Bálder alzó las manos.
– Sólo estaba bromeando -aseveró-. Eres demasiado orgulloso, capataz. Un bicho raro, en un mundo en el que todos están atentos a doblarse cuando lo manda la voz. ¿Cómo te las arreglas para sobrevivir?
Aulo volvió a su plato.
– Principalmente, no intimando nunca con alguien como tú -repuso, entre dos bocados-. Ni como tú ni como Horacio, por ejemplo.Tampoco hago creer a ningún canónigo que vamos a ser amigos.A la gente como tú le doy lo que me ordenan que les dé, a la gente como Horacio la esquivo y a los canónigos les hago saber que obedeceré siempre, a este lado del límite, pero que nunca podrán utilizarme como predicador.Yo no convenzo a nadie. Hasta ahora todos lo han comprendido y me han dejado hacer. Si no me gustas no es porque seas un malnacido, sino porque temo que puedas fastidiarme este arreglo que me permite vivir. No es nada personal, maestro.

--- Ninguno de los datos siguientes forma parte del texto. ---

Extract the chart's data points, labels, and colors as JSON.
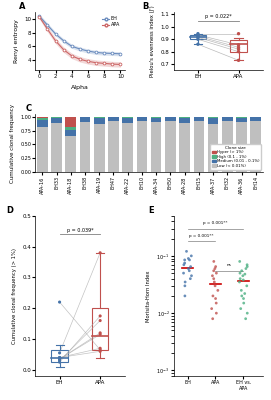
{
  "panel_A": {
    "alpha": [
      0,
      1,
      2,
      3,
      4,
      5,
      6,
      7,
      8,
      9,
      10
    ],
    "EH_mean": [
      10.4,
      9.1,
      7.8,
      6.8,
      6.0,
      5.6,
      5.3,
      5.1,
      5.0,
      4.95,
      4.9
    ],
    "EH_upper": [
      10.7,
      9.4,
      8.1,
      7.1,
      6.3,
      5.9,
      5.6,
      5.4,
      5.3,
      5.25,
      5.2
    ],
    "EH_lower": [
      10.1,
      8.8,
      7.5,
      6.5,
      5.7,
      5.3,
      5.0,
      4.8,
      4.7,
      4.65,
      4.6
    ],
    "APA_mean": [
      10.3,
      8.5,
      6.8,
      5.5,
      4.6,
      4.1,
      3.8,
      3.6,
      3.5,
      3.4,
      3.35
    ],
    "APA_upper": [
      10.6,
      8.9,
      7.2,
      5.9,
      5.0,
      4.5,
      4.2,
      4.0,
      3.9,
      3.8,
      3.75
    ],
    "APA_lower": [
      10.0,
      8.1,
      6.4,
      5.1,
      4.2,
      3.7,
      3.4,
      3.2,
      3.1,
      3.0,
      2.95
    ],
    "EH_color": "#6B8CBE",
    "APA_color": "#CC6666",
    "ylabel": "Renyi entropy",
    "xlabel": "Alpha",
    "ylim": [
      2.5,
      11.0
    ]
  },
  "panel_B": {
    "EH_box": {
      "median": 0.92,
      "q1": 0.905,
      "q3": 0.935,
      "whislo": 0.86,
      "whishi": 0.945
    },
    "APA_box": {
      "median": 0.86,
      "q1": 0.8,
      "q3": 0.895,
      "whislo": 0.73,
      "whishi": 0.91
    },
    "EH_points": [
      0.945,
      0.935,
      0.925,
      0.915,
      0.9,
      0.86
    ],
    "APA_points": [
      0.945,
      0.855,
      0.835,
      0.82,
      0.8,
      0.73
    ],
    "EH_color": "#4472A8",
    "APA_color": "#C0504D",
    "ylabel": "Pielou's evenness index (J')",
    "pvalue": "p = 0.022*",
    "ylim": [
      0.65,
      1.12
    ]
  },
  "panel_C": {
    "samples": [
      "APA-16",
      "EH33",
      "APA-18",
      "EH38",
      "APA-19",
      "EH47",
      "APA-22",
      "EH10",
      "APA-34",
      "EH50",
      "APA-28",
      "EH15",
      "APA-37",
      "EH32",
      "APA-36",
      "EH14"
    ],
    "hyper": [
      0.02,
      0.0,
      0.18,
      0.0,
      0.0,
      0.0,
      0.0,
      0.0,
      0.0,
      0.0,
      0.0,
      0.0,
      0.0,
      0.0,
      0.0,
      0.0
    ],
    "high": [
      0.04,
      0.02,
      0.06,
      0.01,
      0.03,
      0.01,
      0.02,
      0.01,
      0.02,
      0.01,
      0.02,
      0.01,
      0.03,
      0.01,
      0.02,
      0.01
    ],
    "medium": [
      0.12,
      0.1,
      0.1,
      0.08,
      0.1,
      0.07,
      0.09,
      0.07,
      0.08,
      0.07,
      0.09,
      0.06,
      0.1,
      0.07,
      0.08,
      0.07
    ],
    "low": [
      0.82,
      0.88,
      0.66,
      0.91,
      0.87,
      0.92,
      0.89,
      0.92,
      0.9,
      0.92,
      0.89,
      0.93,
      0.87,
      0.92,
      0.9,
      0.92
    ],
    "colors": [
      "#C0504D",
      "#4CAF82",
      "#4472A8",
      "#BFBFBF"
    ],
    "legend_labels": [
      "Hyper (> 1%)",
      "High (0.1 - 1%)",
      "Medium (0.01 - 0.1%)",
      "Low (< 0.01%)"
    ],
    "ylabel": "Cumulative clonal frequency",
    "ylim": [
      0,
      1.0
    ]
  },
  "panel_D": {
    "EH_box": {
      "median": 0.04,
      "q1": 0.025,
      "q3": 0.065,
      "whislo": 0.01,
      "whishi": 0.08
    },
    "APA_box": {
      "median": 0.11,
      "q1": 0.065,
      "q3": 0.2,
      "whislo": 0.04,
      "whishi": 0.38
    },
    "EH_points": [
      0.04,
      0.04,
      0.035,
      0.035,
      0.03,
      0.025,
      0.055,
      0.22
    ],
    "APA_points": [
      0.06,
      0.07,
      0.115,
      0.12,
      0.16,
      0.175,
      0.38,
      0.065
    ],
    "EH_color": "#4472A8",
    "APA_color": "#C0504D",
    "ylabel": "Cumulative clonal frequency (> 1%)",
    "pvalue": "p = 0.039*",
    "ylim": [
      -0.02,
      0.5
    ]
  },
  "panel_E": {
    "EH_points": [
      0.12,
      0.1,
      0.085,
      0.09,
      0.085,
      0.075,
      0.07,
      0.065,
      0.06,
      0.055,
      0.05,
      0.045,
      0.04,
      0.035,
      0.03,
      0.02
    ],
    "APA_points": [
      0.08,
      0.065,
      0.06,
      0.055,
      0.05,
      0.045,
      0.04,
      0.035,
      0.03,
      0.025,
      0.02,
      0.018,
      0.015,
      0.012,
      0.01,
      0.008
    ],
    "EH_APA_points": [
      0.08,
      0.07,
      0.065,
      0.06,
      0.055,
      0.05,
      0.048,
      0.045,
      0.04,
      0.038,
      0.035,
      0.03,
      0.025,
      0.022,
      0.02,
      0.018,
      0.015,
      0.012,
      0.01,
      0.008
    ],
    "EH_color": "#4472A8",
    "APA_color": "#C0504D",
    "EH_APA_color": "#4CAF82",
    "ylabel": "Morisita-Horn Index",
    "pvalue_EH_APA": "p = 0.001**",
    "pvalue_EH_EHAPA": "p = 0.001**",
    "pvalue_APA_EHAPA": "ns",
    "ylim_log": [
      0.001,
      1.0
    ]
  },
  "bg_color": "#FFFFFF"
}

Bálder apretó los labios en señal de comprensión. Luego comenzó a tomar su sopa. Se había enfriado y tenía un sabor repulsivo, como si la hubieran hecho con algo en mal estado. La engulló enseguida, pendiente de Aulo, que terminaba ya su plato y se preparaba para marcharse.
– No te vayas todavía -le rogó.
– Creo haber sido bastante explícito, antes -replicó Aulo, furioso.

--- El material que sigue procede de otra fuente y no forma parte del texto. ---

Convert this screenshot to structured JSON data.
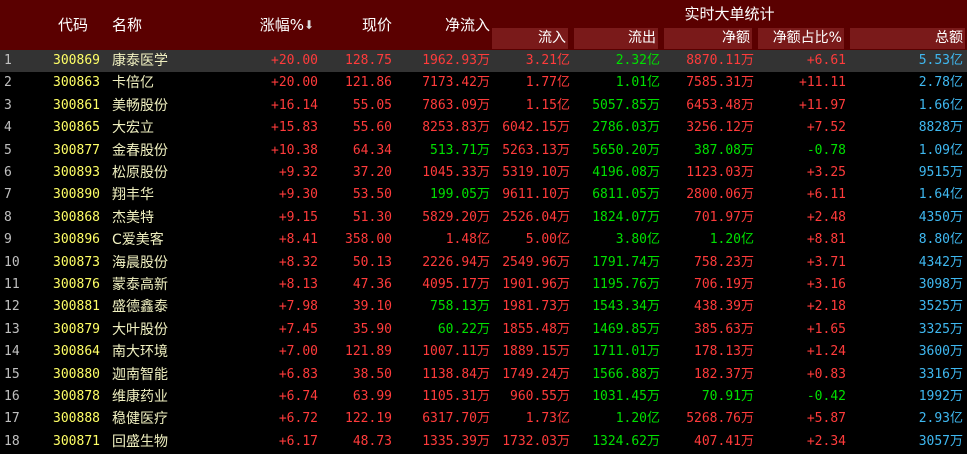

– Te lo estoy pidiendo por favor.
– ¿Y qué? No puedo hacer nada por ti, ni querría si pudiera.
Bálder hurgó con el tenedor en el segundo plato. No prometía más que la sopa. Mientras apartaba un trozo de carne reseca, divagó:
– Tengo una teoría sobre la obra, capataz. Nada de lo que hay, ninguno de los que la sirven, existe realmente. Todo es una alucinación que sufro desde hace meses y de la que no puedo salir. ¿Qué te parece?

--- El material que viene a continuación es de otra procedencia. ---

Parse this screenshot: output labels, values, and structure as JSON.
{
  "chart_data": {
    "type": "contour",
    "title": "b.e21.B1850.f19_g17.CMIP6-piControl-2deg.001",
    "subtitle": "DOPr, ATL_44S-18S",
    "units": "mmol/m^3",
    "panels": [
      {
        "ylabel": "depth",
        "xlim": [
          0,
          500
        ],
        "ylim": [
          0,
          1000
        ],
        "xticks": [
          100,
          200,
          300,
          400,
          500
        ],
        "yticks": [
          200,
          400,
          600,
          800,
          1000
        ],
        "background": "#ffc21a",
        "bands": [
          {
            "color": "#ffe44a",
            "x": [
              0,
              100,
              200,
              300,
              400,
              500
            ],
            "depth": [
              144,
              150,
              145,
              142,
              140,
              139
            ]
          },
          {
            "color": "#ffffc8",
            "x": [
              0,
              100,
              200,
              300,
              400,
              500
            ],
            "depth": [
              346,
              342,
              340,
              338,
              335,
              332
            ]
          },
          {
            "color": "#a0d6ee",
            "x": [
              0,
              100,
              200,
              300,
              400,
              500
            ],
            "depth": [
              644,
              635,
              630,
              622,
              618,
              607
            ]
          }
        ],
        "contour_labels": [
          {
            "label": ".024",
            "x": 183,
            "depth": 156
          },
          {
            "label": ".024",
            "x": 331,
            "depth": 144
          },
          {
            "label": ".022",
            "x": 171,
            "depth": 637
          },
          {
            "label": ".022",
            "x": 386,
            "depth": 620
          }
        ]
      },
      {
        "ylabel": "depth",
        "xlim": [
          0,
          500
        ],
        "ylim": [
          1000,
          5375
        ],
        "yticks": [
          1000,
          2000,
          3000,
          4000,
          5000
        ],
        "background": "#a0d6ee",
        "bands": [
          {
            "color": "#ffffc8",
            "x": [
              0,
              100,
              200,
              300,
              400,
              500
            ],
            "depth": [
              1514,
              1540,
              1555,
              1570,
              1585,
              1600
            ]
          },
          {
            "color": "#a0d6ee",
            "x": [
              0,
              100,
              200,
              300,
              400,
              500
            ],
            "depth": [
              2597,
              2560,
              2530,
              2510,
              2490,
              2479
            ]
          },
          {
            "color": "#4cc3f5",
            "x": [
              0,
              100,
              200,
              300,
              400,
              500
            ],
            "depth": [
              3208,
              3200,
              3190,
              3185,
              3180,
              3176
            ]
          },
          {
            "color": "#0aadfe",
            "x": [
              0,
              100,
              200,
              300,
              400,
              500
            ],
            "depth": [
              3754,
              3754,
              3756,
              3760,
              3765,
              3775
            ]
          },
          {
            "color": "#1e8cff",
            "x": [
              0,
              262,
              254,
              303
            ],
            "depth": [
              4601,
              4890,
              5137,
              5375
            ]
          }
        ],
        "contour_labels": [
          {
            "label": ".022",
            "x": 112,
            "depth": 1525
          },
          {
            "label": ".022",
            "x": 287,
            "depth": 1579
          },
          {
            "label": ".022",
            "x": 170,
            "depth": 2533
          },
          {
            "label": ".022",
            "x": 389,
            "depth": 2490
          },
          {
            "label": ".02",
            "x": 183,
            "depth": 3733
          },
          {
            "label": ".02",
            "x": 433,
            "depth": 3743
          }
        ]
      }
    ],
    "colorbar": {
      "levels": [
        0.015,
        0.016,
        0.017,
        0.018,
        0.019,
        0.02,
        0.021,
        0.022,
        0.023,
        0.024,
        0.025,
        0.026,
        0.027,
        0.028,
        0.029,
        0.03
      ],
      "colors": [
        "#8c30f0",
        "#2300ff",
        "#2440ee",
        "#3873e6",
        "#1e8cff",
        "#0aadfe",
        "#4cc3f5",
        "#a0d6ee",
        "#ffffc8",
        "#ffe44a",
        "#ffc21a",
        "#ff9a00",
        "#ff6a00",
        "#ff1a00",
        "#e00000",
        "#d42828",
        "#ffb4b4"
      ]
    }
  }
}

– Fascinante, sobre todo si me incluye -se zafó Aulo.
– No. Puede que sea sólo la desesperación, pero sospecho que aquí tú eres el único que tiene los pies sobre la tierra.
– Entonces debo deducir que existo. Un honor, viniendo de ti el reconocimiento.
– No estoy seguro acerca de ti. No sé si estás por encima o por debajo de todo esto. No te he visto cometer equivocaciones. Nunca he oído de tus labios las bobadas que escucho de otros. Siempre te reservas. ¿Estás al margen o eres el que mantienen con la cabeza despejada para que vigile a los demás?
El capataz recogió sus cosas.
– No te tortures -le tranquilizó-. Seguramente soy un espectro, como los otros.
– Tú y yo podríamos entendernos -propuso Bálder. Aulo soltó una carcajada.
– Claro, seríamos camaradas y conspiraríamos. ¿Para conseguir qué, maestro? ¿Por qué desperdicias tu tiempo? Lo que tú buscas está en otra parte.
– ¿Qué sabes tú de eso?
– Oh, nada, naturalmente. Sólo sé que no se te ha perdido nada aquí abajo.Y que yo tampoco voy a ganar nada dándote conversación. Si me disculpas, tengo que hacer.Y te estaría eternamente agradecido si te abstuvieras de volver a sentarte a mi mesa.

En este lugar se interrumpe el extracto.